It’s certainly an important summer for Steelheads All-Rookie goaltender Landon Bow. After bursting onto the pro scene in his first season with one of the best campaigns ever put together by a Steelheads goalie, Bow caught the attention of the entire Dallas Stars organization. Last weekend he took to the ice with other rising Stars to continue making his case for an NHL roster spot in the future.
The Stars hosted their annual development camp in Frisco, Texas last week, gathering together recent draft picks and prospects for a few days on the ice, along with some off-ice testing. Bow had been there last summer, a summer in which he had wrapped up his junior career and signed a two-way AHL contract with the Texas Stars.
One year later, Bow now has an NHL contract with Dallas and a different feel on the ice with Dallas’ other top prospects.
“It was different this year in the sense that I was a little more comfortable in the organization. I’ve been a part of it now for a whole season,” said Bow, who also played 16 games last season in AHL Texas. “Last year coming in, I didn’t know too many people and I was never drafted, so I didn’t go through that process with the other guys my age. This year I knew a little more going in and I prepared myself better.”

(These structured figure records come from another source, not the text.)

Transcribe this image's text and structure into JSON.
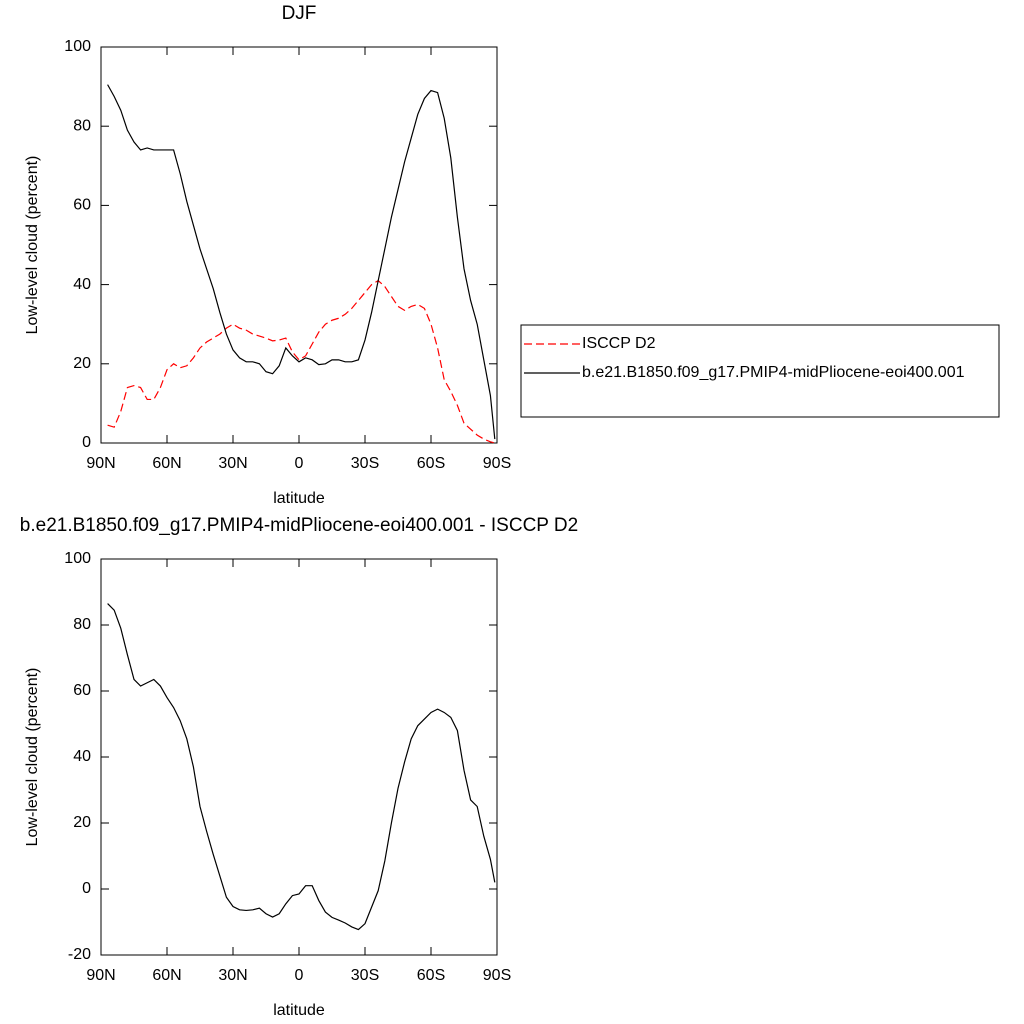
{
  "chart_data": [
    {
      "type": "line",
      "title": "DJF",
      "xlabel": "latitude",
      "ylabel": "Low-level cloud (percent)",
      "x": [
        87,
        84,
        81,
        78,
        75,
        72,
        69,
        66,
        63,
        60,
        57,
        54,
        51,
        48,
        45,
        42,
        39,
        36,
        33,
        30,
        27,
        24,
        21,
        18,
        15,
        12,
        9,
        6,
        3,
        0,
        -3,
        -6,
        -9,
        -12,
        -15,
        -18,
        -21,
        -24,
        -27,
        -30,
        -33,
        -36,
        -39,
        -42,
        -45,
        -48,
        -51,
        -54,
        -57,
        -60,
        -63,
        -66,
        -69,
        -72,
        -75,
        -78,
        -81,
        -84,
        -87,
        -89
      ],
      "series": [
        {
          "name": "ISCCP D2",
          "color": "#ff0000",
          "dashed": true,
          "values": [
            4.5,
            4,
            8,
            14,
            14.5,
            14,
            11,
            11,
            14,
            18.5,
            20,
            19,
            19.5,
            21.5,
            24,
            25.5,
            26.5,
            27.5,
            29,
            30,
            29,
            28.5,
            27.5,
            27,
            26.5,
            25.8,
            26,
            26.5,
            23,
            21,
            22,
            25,
            28,
            30,
            31,
            31.5,
            32.5,
            34,
            36,
            38,
            40,
            41,
            39.5,
            37,
            34.5,
            33.5,
            34.5,
            35,
            34,
            30,
            24,
            16,
            13,
            9.5,
            5,
            3.5,
            2,
            1,
            0.3,
            0
          ]
        },
        {
          "name": "b.e21.B1850.f09_g17.PMIP4-midPliocene-eoi400.001",
          "color": "#000000",
          "dashed": false,
          "values": [
            90.5,
            87.5,
            84,
            79,
            76,
            74,
            74.5,
            74,
            74,
            74,
            74,
            68,
            61,
            55,
            49,
            44,
            39,
            33,
            27.5,
            23.5,
            21.5,
            20.5,
            20.5,
            20,
            18,
            17.5,
            19.5,
            24,
            22,
            20.5,
            21.5,
            21,
            19.8,
            20,
            21,
            21,
            20.5,
            20.5,
            21,
            26,
            33,
            41,
            49,
            57,
            64,
            71,
            77,
            83,
            87,
            89,
            88.5,
            82,
            72,
            57,
            44,
            36,
            30,
            21,
            12,
            1
          ]
        }
      ],
      "xlim": [
        90,
        -90
      ],
      "xticks": [
        {
          "value": 90,
          "label": "90N"
        },
        {
          "value": 60,
          "label": "60N"
        },
        {
          "value": 30,
          "label": "30N"
        },
        0,
        {
          "value": -30,
          "label": "30S"
        },
        {
          "value": -60,
          "label": "60S"
        },
        {
          "value": -90,
          "label": "90S"
        }
      ],
      "ylim": [
        0,
        100
      ],
      "yticks": [
        0,
        20,
        40,
        60,
        80,
        100
      ],
      "legend": "right"
    },
    {
      "type": "line",
      "title": "b.e21.B1850.f09_g17.PMIP4-midPliocene-eoi400.001 - ISCCP D2",
      "xlabel": "latitude",
      "ylabel": "Low-level cloud (percent)",
      "x": [
        87,
        84,
        81,
        78,
        75,
        72,
        69,
        66,
        63,
        60,
        57,
        54,
        51,
        48,
        45,
        42,
        39,
        36,
        33,
        30,
        27,
        24,
        21,
        18,
        15,
        12,
        9,
        6,
        3,
        0,
        -3,
        -6,
        -9,
        -12,
        -15,
        -18,
        -21,
        -24,
        -27,
        -30,
        -33,
        -36,
        -39,
        -42,
        -45,
        -48,
        -51,
        -54,
        -57,
        -60,
        -63,
        -66,
        -69,
        -72,
        -75,
        -78,
        -81,
        -84,
        -87,
        -89
      ],
      "series": [
        {
          "color": "#000000",
          "dashed": false,
          "values": [
            86.5,
            84.5,
            79,
            71,
            63.5,
            61.5,
            62.5,
            63.5,
            61.5,
            58,
            55,
            51,
            45.5,
            37,
            25,
            17.5,
            10.5,
            4,
            -2.5,
            -5.3,
            -6.3,
            -6.5,
            -6.3,
            -5.8,
            -7.5,
            -8.5,
            -7.5,
            -4.5,
            -2,
            -1.5,
            1,
            1,
            -3.5,
            -7,
            -8.6,
            -9.4,
            -10.3,
            -11.5,
            -12.3,
            -10.5,
            -5.5,
            -0.5,
            8.5,
            20,
            30.5,
            38.5,
            45.5,
            49.5,
            51.5,
            53.5,
            54.5,
            53.5,
            52,
            48,
            36,
            27,
            25,
            16,
            9,
            2
          ]
        }
      ],
      "xlim": [
        90,
        -90
      ],
      "xticks": [
        {
          "value": 90,
          "label": "90N"
        },
        {
          "value": 60,
          "label": "60N"
        },
        {
          "value": 30,
          "label": "30N"
        },
        0,
        {
          "value": -30,
          "label": "30S"
        },
        {
          "value": -60,
          "label": "60S"
        },
        {
          "value": -90,
          "label": "90S"
        }
      ],
      "ylim": [
        -20,
        100
      ],
      "yticks": [
        -20,
        0,
        20,
        40,
        60,
        80,
        100
      ]
    }
  ]
}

That doesn’t just mean knowing the other players, but also the coaches throughout the organization who are going to play important roles in his continued development. Bow said that the camp was chiefly run on the ice by Texas Stars coaches, in addition to a coach from the Swedish Elite League and a professional skating coach. The goaltenders had the benefit of working with Dallas goaltending coach Jeff Reese and Texas goalie coach Jim Bedard.

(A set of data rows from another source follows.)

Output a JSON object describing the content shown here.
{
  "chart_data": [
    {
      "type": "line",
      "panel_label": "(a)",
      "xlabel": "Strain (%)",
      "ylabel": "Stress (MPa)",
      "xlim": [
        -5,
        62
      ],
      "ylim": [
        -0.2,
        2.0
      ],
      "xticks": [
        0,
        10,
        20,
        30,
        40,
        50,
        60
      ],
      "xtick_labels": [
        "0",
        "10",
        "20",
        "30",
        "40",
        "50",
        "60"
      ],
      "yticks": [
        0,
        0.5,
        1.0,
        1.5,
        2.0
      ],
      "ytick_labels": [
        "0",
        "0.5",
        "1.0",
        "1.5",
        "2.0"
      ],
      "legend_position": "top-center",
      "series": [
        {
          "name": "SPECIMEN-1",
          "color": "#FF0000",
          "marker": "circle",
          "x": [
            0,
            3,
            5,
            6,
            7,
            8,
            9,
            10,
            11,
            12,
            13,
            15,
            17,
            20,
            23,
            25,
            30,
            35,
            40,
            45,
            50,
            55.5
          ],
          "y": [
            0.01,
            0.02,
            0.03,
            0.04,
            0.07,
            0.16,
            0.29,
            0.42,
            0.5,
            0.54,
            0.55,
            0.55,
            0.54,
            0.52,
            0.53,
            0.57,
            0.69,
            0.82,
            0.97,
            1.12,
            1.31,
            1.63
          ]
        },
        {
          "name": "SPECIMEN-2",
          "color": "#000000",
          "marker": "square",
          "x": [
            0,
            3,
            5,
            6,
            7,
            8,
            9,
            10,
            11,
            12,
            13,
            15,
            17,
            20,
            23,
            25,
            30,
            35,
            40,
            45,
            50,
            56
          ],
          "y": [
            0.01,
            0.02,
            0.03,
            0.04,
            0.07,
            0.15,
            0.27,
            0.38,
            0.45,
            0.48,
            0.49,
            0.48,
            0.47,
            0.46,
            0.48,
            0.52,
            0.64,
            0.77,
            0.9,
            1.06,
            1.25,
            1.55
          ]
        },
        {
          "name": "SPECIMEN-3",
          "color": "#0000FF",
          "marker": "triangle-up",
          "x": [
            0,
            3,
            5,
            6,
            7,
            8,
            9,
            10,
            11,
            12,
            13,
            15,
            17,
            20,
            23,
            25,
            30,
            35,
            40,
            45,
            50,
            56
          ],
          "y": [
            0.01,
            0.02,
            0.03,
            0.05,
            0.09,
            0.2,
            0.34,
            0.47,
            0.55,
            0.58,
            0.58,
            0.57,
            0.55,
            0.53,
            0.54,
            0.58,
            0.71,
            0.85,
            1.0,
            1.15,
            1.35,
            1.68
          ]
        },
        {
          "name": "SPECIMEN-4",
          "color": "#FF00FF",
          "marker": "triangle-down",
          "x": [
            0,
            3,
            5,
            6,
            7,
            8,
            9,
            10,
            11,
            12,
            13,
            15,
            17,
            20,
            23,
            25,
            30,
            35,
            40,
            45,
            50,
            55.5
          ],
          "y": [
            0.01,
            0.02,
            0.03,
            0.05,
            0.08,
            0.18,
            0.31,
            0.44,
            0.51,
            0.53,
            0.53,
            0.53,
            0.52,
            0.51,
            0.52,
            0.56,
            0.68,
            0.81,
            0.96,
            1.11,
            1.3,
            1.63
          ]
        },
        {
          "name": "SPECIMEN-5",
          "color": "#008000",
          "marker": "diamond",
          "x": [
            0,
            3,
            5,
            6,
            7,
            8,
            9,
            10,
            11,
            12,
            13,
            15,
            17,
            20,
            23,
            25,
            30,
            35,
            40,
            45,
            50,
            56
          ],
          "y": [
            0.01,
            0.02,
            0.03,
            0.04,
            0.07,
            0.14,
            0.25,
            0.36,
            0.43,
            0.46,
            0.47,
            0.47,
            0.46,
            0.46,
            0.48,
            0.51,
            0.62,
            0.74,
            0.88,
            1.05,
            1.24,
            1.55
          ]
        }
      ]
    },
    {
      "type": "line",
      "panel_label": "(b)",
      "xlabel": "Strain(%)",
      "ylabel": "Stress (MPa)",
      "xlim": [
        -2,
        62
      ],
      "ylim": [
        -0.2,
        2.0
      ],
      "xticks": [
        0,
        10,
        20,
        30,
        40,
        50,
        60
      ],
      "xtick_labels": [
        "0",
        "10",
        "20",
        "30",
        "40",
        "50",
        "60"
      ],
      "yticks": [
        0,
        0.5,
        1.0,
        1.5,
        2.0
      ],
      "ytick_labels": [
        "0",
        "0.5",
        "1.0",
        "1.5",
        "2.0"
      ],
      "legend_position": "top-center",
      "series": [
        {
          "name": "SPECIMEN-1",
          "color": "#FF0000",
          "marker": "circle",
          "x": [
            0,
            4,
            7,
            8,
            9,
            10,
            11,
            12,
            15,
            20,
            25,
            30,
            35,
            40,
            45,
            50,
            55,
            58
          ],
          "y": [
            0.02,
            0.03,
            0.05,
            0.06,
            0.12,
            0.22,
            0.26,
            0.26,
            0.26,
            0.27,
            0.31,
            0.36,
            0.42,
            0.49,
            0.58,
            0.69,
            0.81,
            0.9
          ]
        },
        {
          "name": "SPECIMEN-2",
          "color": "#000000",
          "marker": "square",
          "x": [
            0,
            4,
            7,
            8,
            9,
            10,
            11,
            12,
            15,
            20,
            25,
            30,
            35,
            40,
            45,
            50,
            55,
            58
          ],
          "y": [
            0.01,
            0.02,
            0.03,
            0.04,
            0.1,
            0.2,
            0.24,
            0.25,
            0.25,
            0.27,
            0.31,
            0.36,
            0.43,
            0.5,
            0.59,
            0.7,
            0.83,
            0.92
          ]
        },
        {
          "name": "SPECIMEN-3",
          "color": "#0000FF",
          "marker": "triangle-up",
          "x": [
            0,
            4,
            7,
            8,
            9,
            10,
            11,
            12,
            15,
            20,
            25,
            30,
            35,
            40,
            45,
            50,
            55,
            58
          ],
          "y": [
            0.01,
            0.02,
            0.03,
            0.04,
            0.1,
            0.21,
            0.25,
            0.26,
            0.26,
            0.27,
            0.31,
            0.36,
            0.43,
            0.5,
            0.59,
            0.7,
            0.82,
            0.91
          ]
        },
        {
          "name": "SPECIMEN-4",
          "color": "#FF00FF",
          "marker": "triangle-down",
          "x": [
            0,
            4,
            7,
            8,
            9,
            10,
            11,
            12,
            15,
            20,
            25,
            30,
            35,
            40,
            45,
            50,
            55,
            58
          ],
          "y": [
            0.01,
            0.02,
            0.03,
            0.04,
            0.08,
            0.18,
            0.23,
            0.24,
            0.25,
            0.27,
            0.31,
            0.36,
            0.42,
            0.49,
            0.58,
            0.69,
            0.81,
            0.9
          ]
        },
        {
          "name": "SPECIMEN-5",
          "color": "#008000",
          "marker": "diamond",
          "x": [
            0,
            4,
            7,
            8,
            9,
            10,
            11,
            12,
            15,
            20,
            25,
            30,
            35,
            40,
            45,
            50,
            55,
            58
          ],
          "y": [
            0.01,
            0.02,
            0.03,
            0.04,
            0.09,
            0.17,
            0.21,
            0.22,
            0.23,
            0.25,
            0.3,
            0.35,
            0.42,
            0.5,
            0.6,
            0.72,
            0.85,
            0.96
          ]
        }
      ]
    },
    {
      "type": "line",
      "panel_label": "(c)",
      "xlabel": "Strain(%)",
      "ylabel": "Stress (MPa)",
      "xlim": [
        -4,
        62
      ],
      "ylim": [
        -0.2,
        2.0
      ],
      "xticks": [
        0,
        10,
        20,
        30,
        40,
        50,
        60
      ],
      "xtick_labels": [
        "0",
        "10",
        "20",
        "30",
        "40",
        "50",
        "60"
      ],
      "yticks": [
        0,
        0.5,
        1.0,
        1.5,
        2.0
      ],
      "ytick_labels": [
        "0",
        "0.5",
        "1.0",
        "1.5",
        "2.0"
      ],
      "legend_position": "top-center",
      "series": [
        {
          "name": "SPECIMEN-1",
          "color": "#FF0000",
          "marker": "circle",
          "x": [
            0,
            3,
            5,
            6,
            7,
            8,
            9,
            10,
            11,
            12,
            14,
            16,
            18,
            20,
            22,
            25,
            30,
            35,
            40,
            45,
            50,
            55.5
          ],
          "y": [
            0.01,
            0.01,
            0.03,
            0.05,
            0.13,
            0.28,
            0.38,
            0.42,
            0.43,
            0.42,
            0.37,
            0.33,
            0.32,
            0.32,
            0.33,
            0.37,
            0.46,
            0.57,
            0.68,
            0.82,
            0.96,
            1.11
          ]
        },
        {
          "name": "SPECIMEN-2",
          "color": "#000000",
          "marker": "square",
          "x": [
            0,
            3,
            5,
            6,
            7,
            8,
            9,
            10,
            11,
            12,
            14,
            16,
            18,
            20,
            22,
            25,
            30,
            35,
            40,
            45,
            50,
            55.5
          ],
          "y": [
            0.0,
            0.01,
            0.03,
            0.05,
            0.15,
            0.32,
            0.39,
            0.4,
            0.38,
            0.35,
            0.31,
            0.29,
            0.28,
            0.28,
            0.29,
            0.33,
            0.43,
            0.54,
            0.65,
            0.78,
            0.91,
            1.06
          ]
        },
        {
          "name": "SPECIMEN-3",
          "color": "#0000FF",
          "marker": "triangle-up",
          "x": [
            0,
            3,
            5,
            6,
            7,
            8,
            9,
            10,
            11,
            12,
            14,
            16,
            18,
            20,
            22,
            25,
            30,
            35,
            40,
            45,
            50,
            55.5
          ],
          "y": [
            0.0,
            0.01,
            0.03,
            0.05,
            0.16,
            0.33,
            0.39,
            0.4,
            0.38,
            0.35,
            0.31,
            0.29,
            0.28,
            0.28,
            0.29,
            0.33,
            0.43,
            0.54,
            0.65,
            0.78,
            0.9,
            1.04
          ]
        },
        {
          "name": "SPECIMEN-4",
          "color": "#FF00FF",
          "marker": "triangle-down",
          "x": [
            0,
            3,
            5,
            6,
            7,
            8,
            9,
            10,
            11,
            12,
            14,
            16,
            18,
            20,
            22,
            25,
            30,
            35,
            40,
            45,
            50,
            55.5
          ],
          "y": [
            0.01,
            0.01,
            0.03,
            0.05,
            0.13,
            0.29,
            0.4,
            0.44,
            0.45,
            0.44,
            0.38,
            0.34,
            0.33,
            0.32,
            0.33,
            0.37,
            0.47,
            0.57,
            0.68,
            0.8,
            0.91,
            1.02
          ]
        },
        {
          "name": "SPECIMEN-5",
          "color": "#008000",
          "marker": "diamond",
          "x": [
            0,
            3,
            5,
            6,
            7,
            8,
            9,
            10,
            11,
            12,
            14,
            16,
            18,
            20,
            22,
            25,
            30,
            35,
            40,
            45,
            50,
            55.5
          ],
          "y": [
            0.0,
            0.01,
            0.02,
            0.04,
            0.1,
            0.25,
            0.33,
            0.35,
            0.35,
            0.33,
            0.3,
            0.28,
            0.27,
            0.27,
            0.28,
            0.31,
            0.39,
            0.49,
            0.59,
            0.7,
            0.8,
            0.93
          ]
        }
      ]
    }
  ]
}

“Development camp is all about getting back to basics. A lot of guys will have skated only a handful of times before coming to camp,” said Bow, noting that there was a great deal of focus on skating. “When you go in there it’s about getting everything back and getting a good feeling on the ice again.”

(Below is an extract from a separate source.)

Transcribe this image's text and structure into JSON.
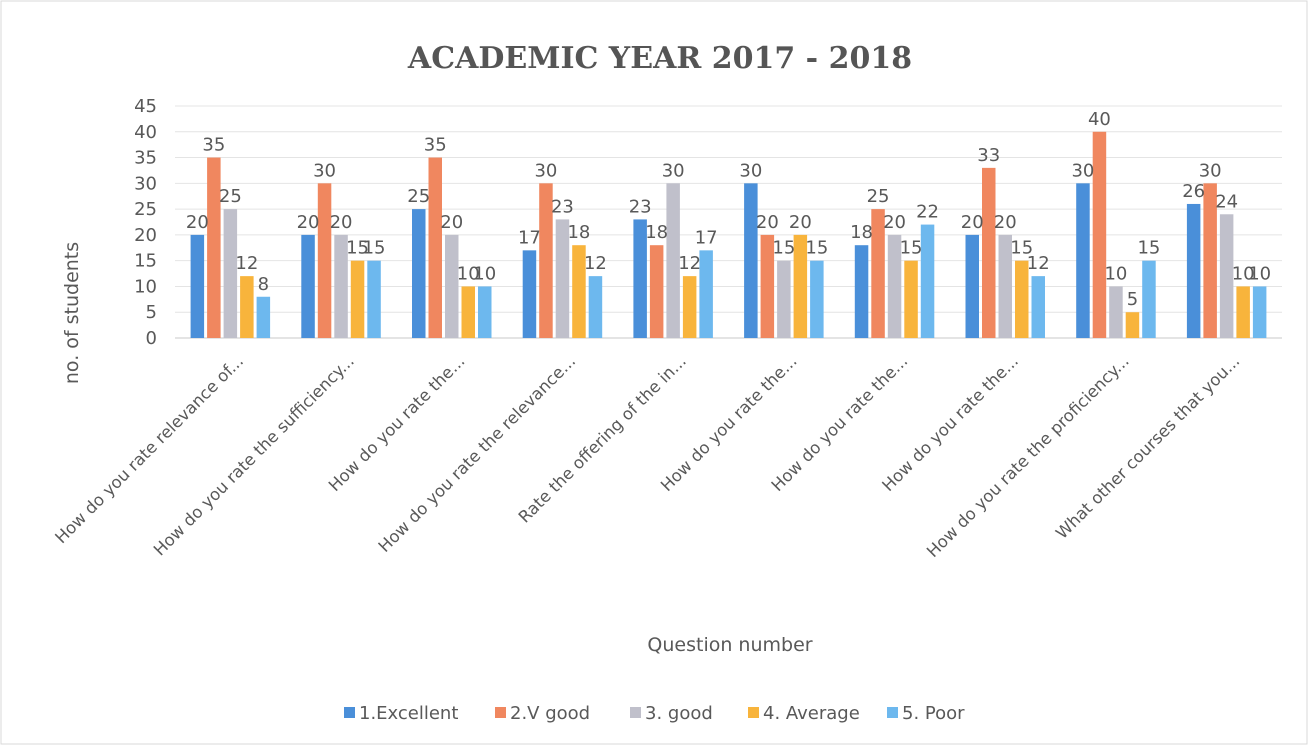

Off the ice, in addition to fitness testing and workouts, the Stars also make an effort to teach the young players what being a professional entails. Having been around the block for a year already, Bow had a better understanding of those seminars this time around.
“This entire past season, learning the ups and downs of professional hockey and what it takes to be a pro, that really helps you prepare for when you come in here,” said Bow. “They’re not just talking about all the on-ice and off-ice stuff that you have to do but also the life lessons you learn playing pro.”
“I can relate now, and it’s kind of cool to be an older mentor in a way for some of those young guys.”
It seems out of place to call a second-year pro still awaiting his 22nd birthday as one of the seasoned veterans. But at this camp, with many players hearing their names at the draft podium just over a week prior, Bow was just that.
Among those who had recently joined the Dallas family was first-round draft pick Jake Oettinger, a highly-touted goaltender out of Boston University. Bow and Oettinger are just two of a handful of promising goaltenders who worked together in camp, young men who know that they are all competing for the same job down the road. For now, no one in Frisco is competing for a spot, but only to get better.
“You want to make it a comradery thing because if you go out and hate the guys you’re playing with, that’s not a lot of fun,” laughed Bow. “We all have that competitive edge to us. That’s why we’ve all been successful and it’s why we’re all there. We all want to be the best.”
“Even though we can all be friends and we can all talk off the ice, when you’re on the ice you always want to be better than that guy beside you. You always want to outwork them. We’ll all be competing for a job someday, and it might not have been this weekend, but you still want to have that edge.”
Bow said the main focus of development was to be a “sponge.” Every player in camp will be monitored closely throughout the coming year wherever they play. But now that they have dispersed from Frisco, every player must take those lessons learned and apply them to their summer regimen to prepare for the camps this fall where teams will be decided.
For Bow, this summer has been concentrated on improving his strength. He has been working for two months at home in Edmonton with strength coach Barry Butt, saying he’s already stronger than he was at any point last year as he eyes the next big summer showcase.
“I just have to keep my training up. I’ll be working with a goalie coach here,” said Bow. “I need to make sure that when I head to the rookie tournament in Traverse City that I’m going to be in the best possible shape and give myself the best chance to make an impression this year.”
More battle-tested than he was a year ago, Bow will look to build on his impressive resume in Idaho, where he led the league in save percentage, was second in goals-against average, and won 19 games.
“It was an exciting year, and we did really well. I wish the playoff run went a little longer than it did, but numbers-wise I couldn’t be happier about how my first season went. As you go up every level, everything gets a little sharper and quicker. It’s just a matter of being ready to deal with that and being prepared to battle.”
Whether it’s in Idaho or Austin, Bow is putting in the work- Sharper, quicker, and ready to deal.